After dropping a third-down pass on a crossing route in the second quarter, Valdes-Scantling beat 49ers safety Marcell Harris with an inside move and hauled in a 52-yard touchdown pass to put the Packers ahead 21-3 at halftime.

"I didn't really see him. I saw the area of the field and expected that he was going to beat the safety to that side," Rodgers said. "I wanted to put a little extra height on it because I knew the safety on the back side was doubling Davante (Adams). I felt good about MVS being there on the deep ball. That's a fun one."

Valdes-Scantling produced the Packers' next score, as well, when he came free in the back of the end zone for a 1-yard touchdown on third-and-goal, marking the first multiple-TD game of his NFL career.

Offensive line shuffle: Once again, the Packers had to be flexible on the offensive line. Already playing without starting left tackle David Bakhtiari, Green Bay lost Rick Wagner to a knee injury in the first half.

So the coaches congregated at halftime and formulated a plan. They asked starting left guard Elgton Jenkins whether he wanted to play left or right tackle. When Jenkins chose the left side, Billy Turner – who started the last three games at left tackle in Bakhtiari's place – moved back to his usual starting post at right tackle.

Rookie sixth-round pick Jon Runyan then slid into Jenkins' vacated post at left guard.

"It was a fun conversation to listen to in the locker room," Rodgers said. "I was fully aware of what was going on at halftime and thinking about what we wanted to do protection-wise. Those guys really held up good."

Homecoming game: After starring down the road at San Jose State from 2011-15, Tyler Ervin saw his most extensive offensive playing time of his five-year NFL career.

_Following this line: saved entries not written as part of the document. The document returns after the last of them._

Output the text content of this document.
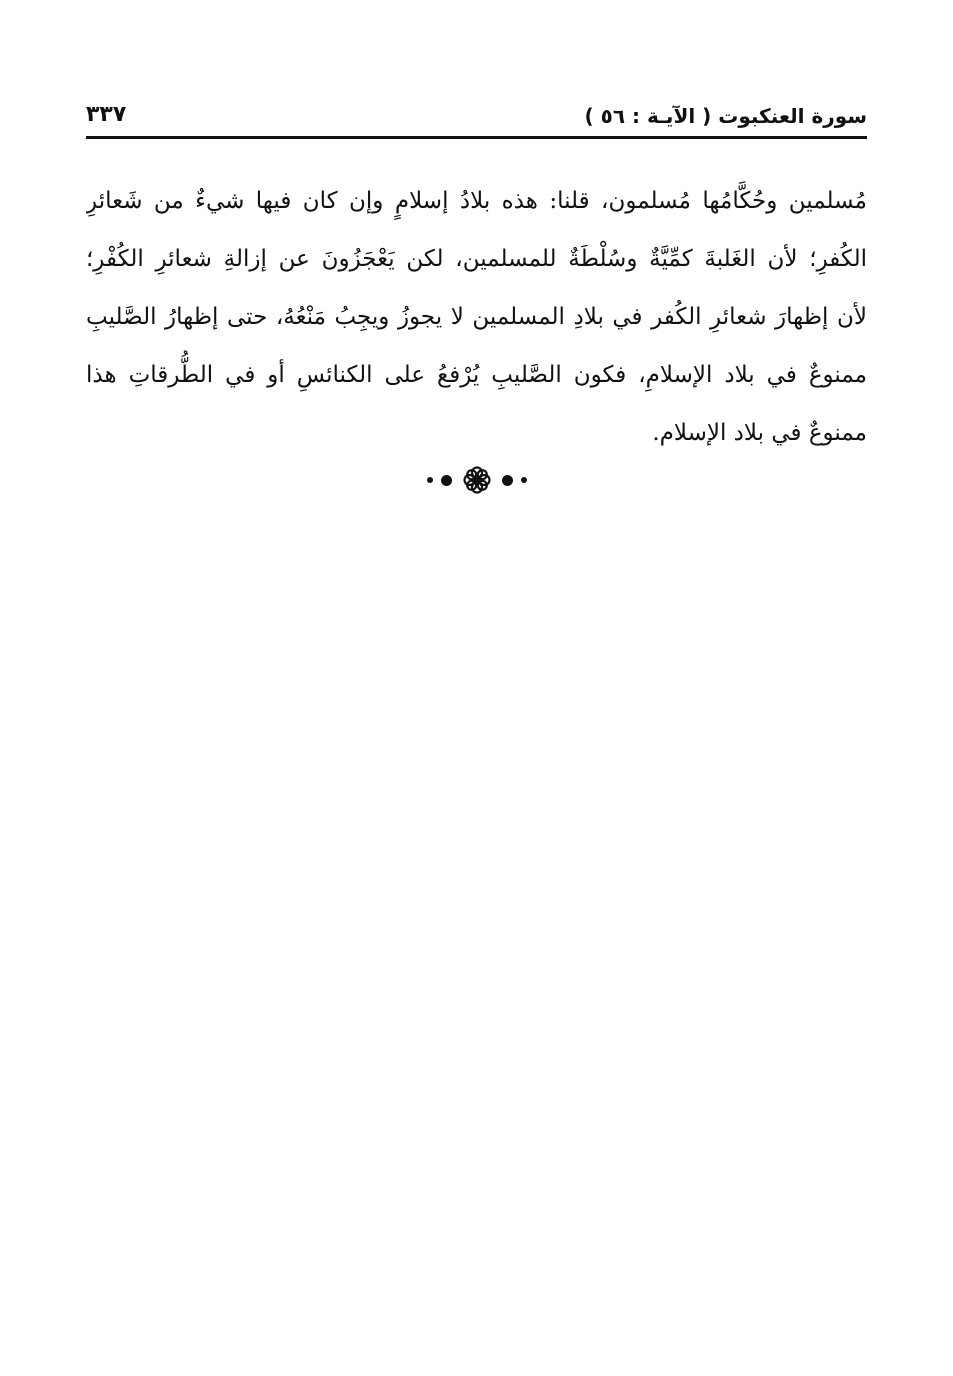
سورة العنكبوت ( الآيـة : ٥٦ )
٣٣٧
مُسلمين وحُكَّامُها مُسلمون، قلنا: هذه بلادُ إسلامٍ وإن كان فيها شيءٌ من شَعائرِ
الكُفرِ؛ لأن الغَلبةَ كمِّيَّةٌ وسُلْطَةٌ للمسلمين، لكن يَعْجَزُونَ عن إزالةِ شعائرِ الكُفْرِ؛
لأن إظهارَ شعائرِ الكُفر في بلادِ المسلمين لا يجوزُ ويجِبُ مَنْعُهُ، حتى إظهارُ الصَّليبِ
ممنوعٌ في بلاد الإسلامِ، فكون الصَّليبِ يُرْفعُ على الكنائسِ أو في الطُّرقاتِ هذا
ممنوعٌ في بلاد الإسلام.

Ervin had a career-high 12 touches for 72 total yards against the 49ers. He provided a lift for a Packers' backfield playing without Jamaal Williams and AJ Dillon, who were both on the COVID-19/reserve list. The Packers also lost running back Dexter Williams to a knee injury at halftime.

Watching Ervin play against the 49ers brought back some memories for receiver Davante Adams, who once watched the fifth-year running back run for 300 yards against his alma mater (Fresno State) back in 2015.

"I unfortunately had the pleasure of seeing him go to work when I was on the other sideline, so I've always known what he was capable of," said Adams of the San Bernardino, Calif., native. "He's the perfect type of teammate, man. He's not a guy who is high-maintenance at all, and just based off what he can do for us, typically guys (like that) would be."